There are a wide range of access arrangements available to students with SEND, which are outlined by the JCQ. They range from modifications made to the paper before students sit the exam, to adjustments made during the exam, such as opportunities for breaks, use of ear defenders to reduce sensory stimuli and phone access to control medical devices. Some access arrangements can be approved and organised independently by the school; however, some arrangements require contact with exam boards, evidence gathering and submission of forms.

Future opportunities offered by digital exams

There was real excitement among these practitioners about the potential for digital exams to improve accessibility for their students. Some felt that digital exams would enable greater independence for some of their students and reduce the need for certain access arrangements. For example, some students who currently have a reader may gain independence from use of embedded text-to-speech functions, which could be part of the digital exams offering.

That’s really important to give them that confidence that they’re going to go out into the real world and be able to do it themselves. So I think it’s good. – SENCo, Interview D

However, digital exams will not remove the need for access arrangements for all students. Some students with SEND may still need paper-based exams, and this is an area of ongoing consideration.

Depending on how you do an on-screen assessment, an equivalent isn’t necessarily available. – SENCo, Interview B

That said, the practitioners we spoke to thought that digital exams were a good reflection of classroom pedagogy and would better prepare students for the workplace or higher education, where they would be expected to use digital skills.
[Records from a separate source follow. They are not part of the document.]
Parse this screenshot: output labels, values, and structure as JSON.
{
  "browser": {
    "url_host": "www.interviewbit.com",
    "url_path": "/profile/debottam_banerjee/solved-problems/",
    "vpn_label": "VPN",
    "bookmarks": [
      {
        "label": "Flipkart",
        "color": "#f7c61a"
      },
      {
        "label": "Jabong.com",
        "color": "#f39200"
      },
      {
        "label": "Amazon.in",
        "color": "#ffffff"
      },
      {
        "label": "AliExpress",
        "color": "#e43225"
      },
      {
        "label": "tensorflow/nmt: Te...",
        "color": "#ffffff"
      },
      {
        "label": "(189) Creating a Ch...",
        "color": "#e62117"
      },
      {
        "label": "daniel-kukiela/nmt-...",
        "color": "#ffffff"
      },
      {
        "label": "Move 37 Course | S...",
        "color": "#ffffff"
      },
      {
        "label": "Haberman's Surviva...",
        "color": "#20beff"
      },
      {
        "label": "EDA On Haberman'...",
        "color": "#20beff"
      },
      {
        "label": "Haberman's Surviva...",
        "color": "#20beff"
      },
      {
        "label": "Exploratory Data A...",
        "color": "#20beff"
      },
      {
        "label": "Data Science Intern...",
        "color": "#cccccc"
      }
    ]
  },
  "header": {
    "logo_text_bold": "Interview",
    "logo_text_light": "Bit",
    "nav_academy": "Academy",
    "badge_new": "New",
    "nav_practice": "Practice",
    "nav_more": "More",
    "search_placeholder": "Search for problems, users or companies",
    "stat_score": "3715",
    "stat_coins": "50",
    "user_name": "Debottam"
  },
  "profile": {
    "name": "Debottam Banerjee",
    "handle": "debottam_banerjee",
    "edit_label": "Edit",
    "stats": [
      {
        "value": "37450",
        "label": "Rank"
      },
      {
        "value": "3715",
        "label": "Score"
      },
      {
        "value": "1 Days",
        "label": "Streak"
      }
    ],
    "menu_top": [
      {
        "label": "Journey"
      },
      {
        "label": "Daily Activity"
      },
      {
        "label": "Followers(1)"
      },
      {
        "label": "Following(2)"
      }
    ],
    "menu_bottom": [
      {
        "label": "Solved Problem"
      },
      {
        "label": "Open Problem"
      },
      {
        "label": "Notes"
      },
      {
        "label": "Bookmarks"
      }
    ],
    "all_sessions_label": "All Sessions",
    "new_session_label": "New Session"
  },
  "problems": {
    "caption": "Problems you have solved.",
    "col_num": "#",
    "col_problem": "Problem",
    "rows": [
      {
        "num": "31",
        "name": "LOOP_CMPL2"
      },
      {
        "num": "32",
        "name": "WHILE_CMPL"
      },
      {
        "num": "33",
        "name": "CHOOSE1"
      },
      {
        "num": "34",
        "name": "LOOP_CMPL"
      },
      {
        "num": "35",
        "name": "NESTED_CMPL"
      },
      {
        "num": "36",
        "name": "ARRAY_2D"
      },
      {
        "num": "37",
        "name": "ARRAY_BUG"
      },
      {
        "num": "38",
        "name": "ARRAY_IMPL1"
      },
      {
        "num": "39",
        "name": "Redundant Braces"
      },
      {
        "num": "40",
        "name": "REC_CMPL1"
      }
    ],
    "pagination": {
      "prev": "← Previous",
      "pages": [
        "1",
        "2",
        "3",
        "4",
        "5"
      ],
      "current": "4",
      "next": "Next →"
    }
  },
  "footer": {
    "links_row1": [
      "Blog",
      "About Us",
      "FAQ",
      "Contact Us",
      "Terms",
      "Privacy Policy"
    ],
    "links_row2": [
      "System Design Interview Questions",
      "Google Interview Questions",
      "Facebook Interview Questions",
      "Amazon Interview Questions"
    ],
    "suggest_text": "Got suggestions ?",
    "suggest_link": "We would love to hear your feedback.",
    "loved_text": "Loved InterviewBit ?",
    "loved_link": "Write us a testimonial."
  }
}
I don’t have a problem because I tend to think using a laptop is a way of life and I’m surprised that more aren’t on a laptop, because children are now using laptops daily. – SENCo, Interview E

Embedding accessibility in our research

We’re mindful that while digital exams offer the opportunity to embed more accessibility features into our exams, some students will still need access arrangements to be made. Equality, diversity, inclusion and accessibility are themes that we have embedded throughout our research, so keep an eye out for future publications on these topics.